Alla fine, dispiace ammetterlo, anche Mina Settembre 2 – la serie tv in corso su Rai 1 la domenica sera – è stata risucchiata in quel vortice di luoghi comuni alla cui origine c’è un’idea distorta e controproducente di Napoli. Tutto nasce da Un Posto al Sole, che in oltre trent’anni di onorata attività ha trasformato ogni tentativo di raccontare la città in un ammasso di ovvietà, che molto ha a che vedere con quella filosofia fatalista e indulgente rispetto allo stato non positivo delle cose, così diffusa in molti ambienti culturali napoletani (“viviamo così bene e non si capisce perché dovremmo cambiare”).
Mina Settembre 2, la seconda stagione della fortunata serie tv che lo scorso anno regalò in piena pandemia un grande successo di pubblico e di critica alla protagonista Serena Rossi, questa volta sembra costruita, come capita spesso quando si tenta di spingere oltre ogni limite una storia che era già bella e conclusa, su una trama senza senso.
Siamo giunti ormai al quarto episodio di Mina Settembre 2 e la vita di Mina è onestamente rientrata nei parametri di un’esistenza tipica di una giovane della Napoli agiata e votata sostanzialmente alla ricerca della normalità: ha fatto pace con il fascinoso marito magistrato, ha fatto pace con la sua migliore amica, che aveva una storia con il padre defunto, da cui era nato un figlio/fratello all’insaputa di tutti, ha conservato un buon rapporto con Domenico, il ginecologo del consultorio, dopo aver archiviato la loro breve e intensa storia d’amore.
L’eccesso di normalità che circonda la vita di Mina Settembre non può ovviamente che spingere la poverina in analisi. Il vecchio professore che l’aveva assistita e curata dopo la morte del padre – figura che ovviamente rimane centrale nella psicologia di Mina – è stato sostituito da una fascinosa dottoressa, che è a sua volta invaghita di Domenico. Siamo già al quarto episodio di Mina Settembre 2, e ancora questo intreccio non si è svelato completamente ai nostri protagonisti. Per cui è facilmente immaginabile che quando Mina Settembre scoprirà la relazione tra il suo ex e la psicologa di fiducia ricadrà nuovamente nella spirale di chi si sente circondata da persone che le mentono e reagirà a modo suo. E in quel momento capirà che la storia sentimentale avuta con il ginecologo non è del tutto finita. Motivo sufficiente per non dover attendere con ansia le prossime puntate.
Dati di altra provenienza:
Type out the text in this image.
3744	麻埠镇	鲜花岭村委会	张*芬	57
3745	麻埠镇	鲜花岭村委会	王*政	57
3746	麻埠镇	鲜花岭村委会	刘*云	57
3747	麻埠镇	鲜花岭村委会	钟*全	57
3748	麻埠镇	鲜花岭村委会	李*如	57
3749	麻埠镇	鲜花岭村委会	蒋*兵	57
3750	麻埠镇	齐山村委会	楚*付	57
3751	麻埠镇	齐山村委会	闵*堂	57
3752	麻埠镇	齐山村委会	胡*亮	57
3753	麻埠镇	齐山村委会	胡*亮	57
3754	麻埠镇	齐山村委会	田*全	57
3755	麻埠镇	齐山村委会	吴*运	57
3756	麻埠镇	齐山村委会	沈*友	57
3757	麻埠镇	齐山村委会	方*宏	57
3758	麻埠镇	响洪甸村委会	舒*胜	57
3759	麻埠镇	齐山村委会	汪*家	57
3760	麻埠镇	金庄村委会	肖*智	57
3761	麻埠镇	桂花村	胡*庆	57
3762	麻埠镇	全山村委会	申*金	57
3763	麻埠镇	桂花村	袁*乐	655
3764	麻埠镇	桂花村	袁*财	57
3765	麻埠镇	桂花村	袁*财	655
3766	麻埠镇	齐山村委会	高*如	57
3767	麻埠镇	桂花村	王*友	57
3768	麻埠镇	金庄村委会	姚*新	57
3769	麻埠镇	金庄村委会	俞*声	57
Quello che però colpisce di questa nuova stagione di Mina Settembre 2 è quanto sia ancora una volta utilizzata da parte degli autori una chiave di lettura “buonista” e “permissiva” delle azioni della nostra assistente sociale quando opera nei vicoli più poveri della città. Tra un tentativo di truffa smascherato ai danni di un gruppo di anziane signore e la partecipazione a un’occupazione abusiva – “a fin di bene” – di una fabbrica abbandonata (tutte azioni coronate da successo grazie al marito magistrato e al pronto intervento delle forze dell’ordine), Mina Settembre sembra una specie di angelo custode pronto a giustificare tutto ciò che accade, basta dire che “è bene quello che finisce bene”. Intorno, sullo sfondo, una Napoli che non esiste dove i servizi pubblici funzionano, si circola senza mai incontrare un po’ di traffico, si sale su autobus pulitissimi e dove c’è posto per tutti, e dove i comuni cittadini possono contare su interventi immediati delle autorità locali.
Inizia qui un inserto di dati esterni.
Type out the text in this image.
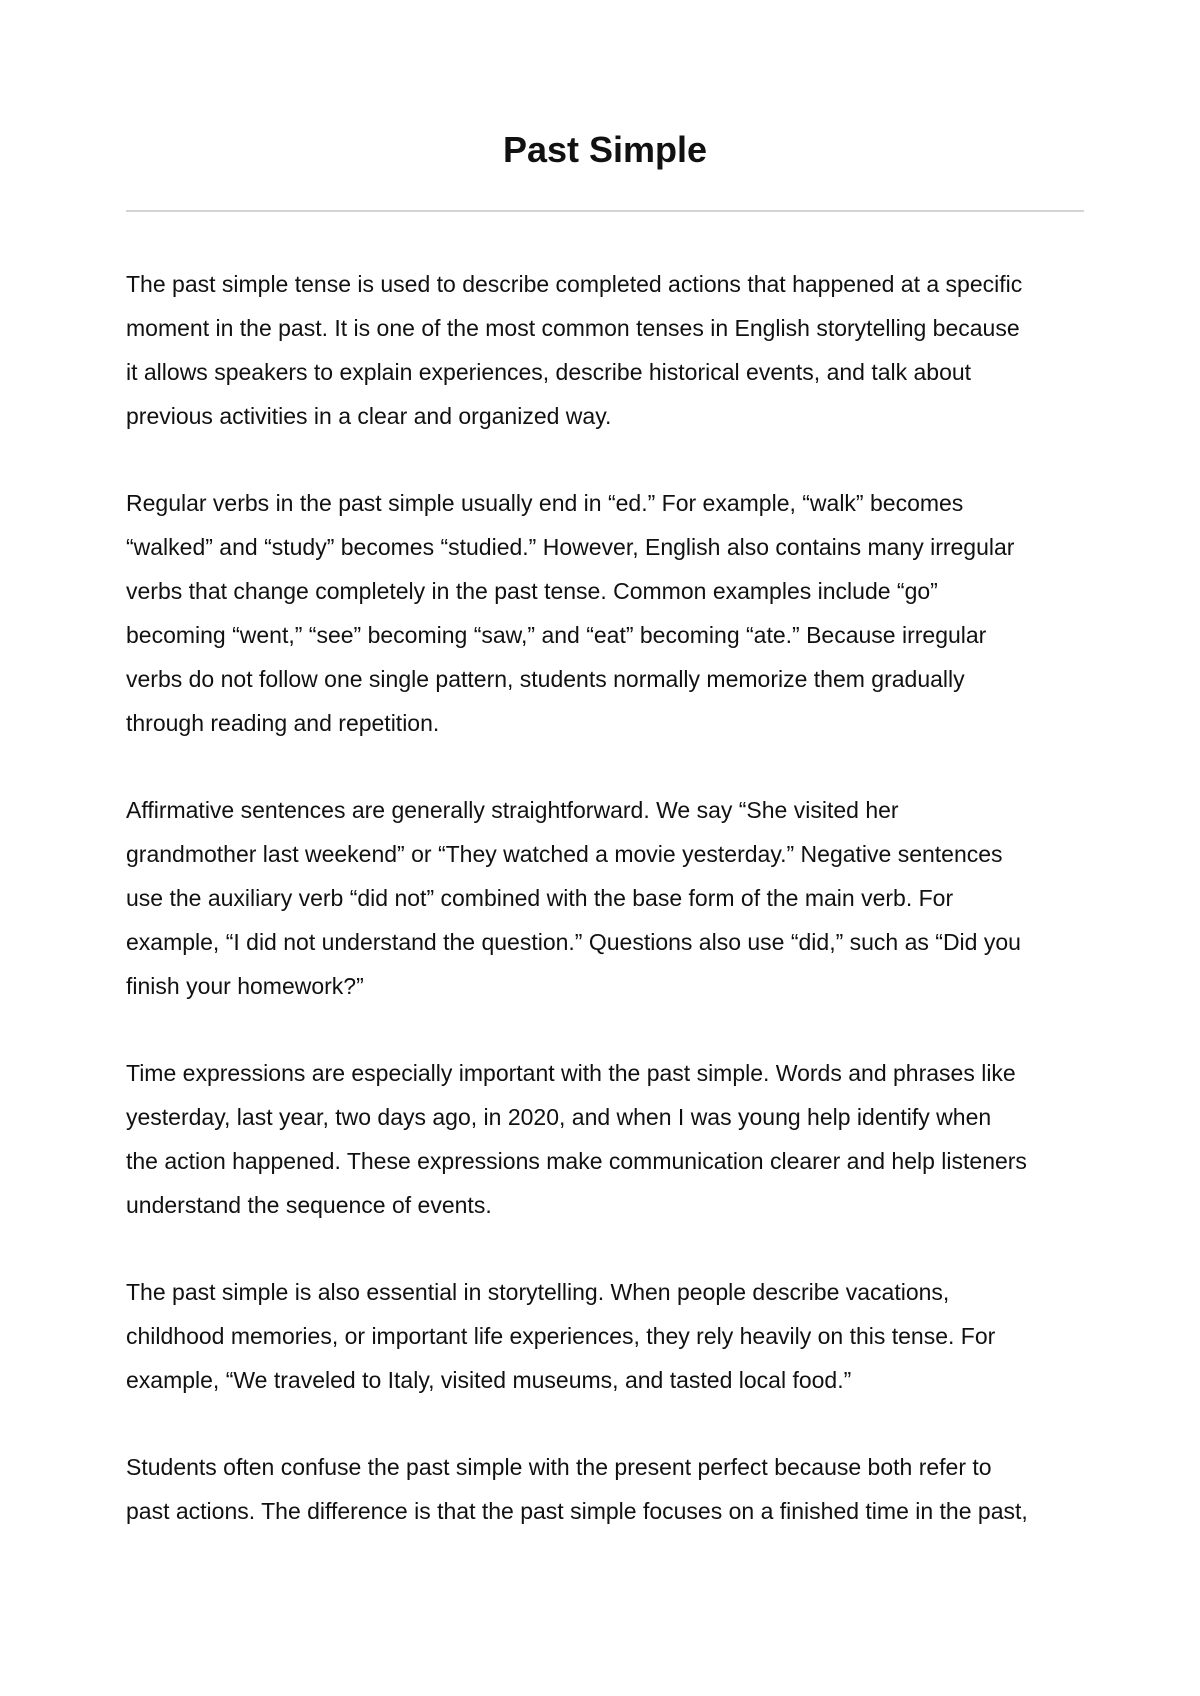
Past Simple

The past simple tense is used to describe completed actions that happened at a specific
moment in the past. It is one of the most common tenses in English storytelling because
it allows speakers to explain experiences, describe historical events, and talk about
previous activities in a clear and organized way.

Regular verbs in the past simple usually end in “ed.” For example, “walk” becomes
“walked” and “study” becomes “studied.” However, English also contains many irregular
verbs that change completely in the past tense. Common examples include “go”
becoming “went,” “see” becoming “saw,” and “eat” becoming “ate.” Because irregular
verbs do not follow one single pattern, students normally memorize them gradually
through reading and repetition.

Affirmative sentences are generally straightforward. We say “She visited her
grandmother last weekend” or “They watched a movie yesterday.” Negative sentences
use the auxiliary verb “did not” combined with the base form of the main verb. For
example, “I did not understand the question.” Questions also use “did,” such as “Did you
finish your homework?”

Time expressions are especially important with the past simple. Words and phrases like
yesterday, last year, two days ago, in 2020, and when I was young help identify when
the action happened. These expressions make communication clearer and help listeners
understand the sequence of events.

The past simple is also essential in storytelling. When people describe vacations,
childhood memories, or important life experiences, they rely heavily on this tense. For
example, “We traveled to Italy, visited museums, and tasted local food.”

Students often confuse the past simple with the present perfect because both refer to
past actions. The difference is that the past simple focuses on a finished time in the past,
Dunque – in soldoni – la serie tv Mina Settembre 2 è vittima dell’eccesso di finzione, ed è un peccato soprattutto per lo sforzo che anche stavolta fa Serena Rossi a tenere in piedi il racconto con un’efficace interpretazione, così come non sono sufficienti gli stessi contributi di importanti attori napoletani, a cominciare dalla new entry Marisa Laurito, nei panni di zia Rosa, donna tutta cucina e lavori domestici, da Massimo Wertmüller che interpreta il noioso generale Gagliardi e dalla madre di Mina, Olga, nel cui ruolo ritroviamo Marina Confalone.
Un’occasione persa per Mina Settembre 2, dunque, persa nel senso che chi dirige la Rai dovrebbe avere più coraggio nel non abusare di ogni successo, trascinandolo oltre ogni limite, pur di estirpare fino all’ultima goccia di audience.